I’ve always felt a certain amount of disdain for discomfort in Valentine’s Day… The amount of pressure that lies on the head of this day is truly beyond my ability to comprehend.
If you’re single, you do one of two things:
- Option 1: You spend the day having cocktails with your other single girl friends – toasting to being (you guessed it) single.
- Option 2: You eat ice cream from the carton and drink wine from the bottle in front of the TV.
If you’re taken, you spend ages planning for an expensive dinner and buying expensive gifts for a day that, in my opinion, means nothing special.
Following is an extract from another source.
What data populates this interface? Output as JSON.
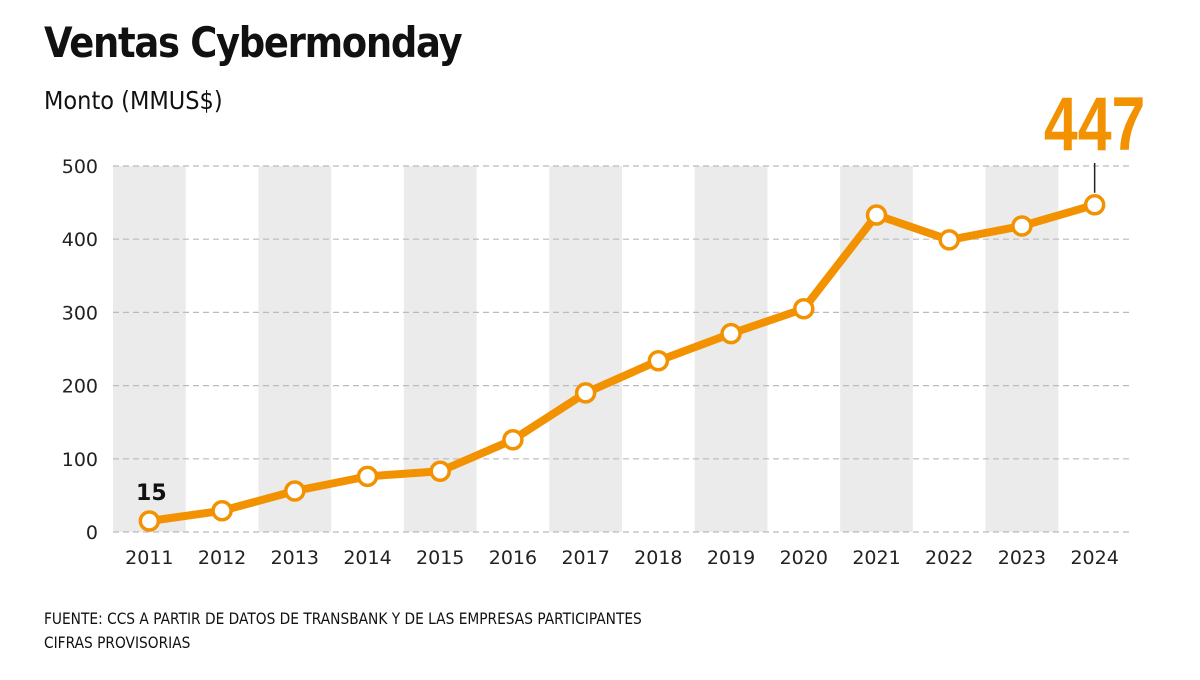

Now, don’t get me wrong, I love the colors red and pink, I sign almost everything with an xx or an xo, and there was once a time I signed all my blog pots with “♥”. And I love love. I really do – it’s even in my twitter profile. But I love those things every day, not just once a year on 2/14.
I grappled with how to reconcile my feelings about Valentine’s Day side by side with my having a boyfriend this year. Clearly, as I write this post with a furrowed brow and a confused face, I still haven’t figured it out but I can at least tell you my plans:
Tonight, I’ll spend Valentine’s Day with My Honey, only because I want to see his face and he wants to see mine. We’ll go to a nice restaurant in Queens. I’ll get a little fancy just because, and we’ll toast to what’s to come. I have no interest in heart-shaped boxes filled with chocolates or expensive gifts on this day because for me, that’s not the point. I want for nothing more than him (and perhaps some grocery store flowers) and he wants for nothing more than me (and perhaps a nice cold beverage). And because we’re an imperfect pair, we’ll probably drink one too many beers and stumble home in laughter together – just like we’d do any other day. And that’s what’s important, enjoying each other today and every day.
Happy Valentine’s Day (and every day) to you and yours.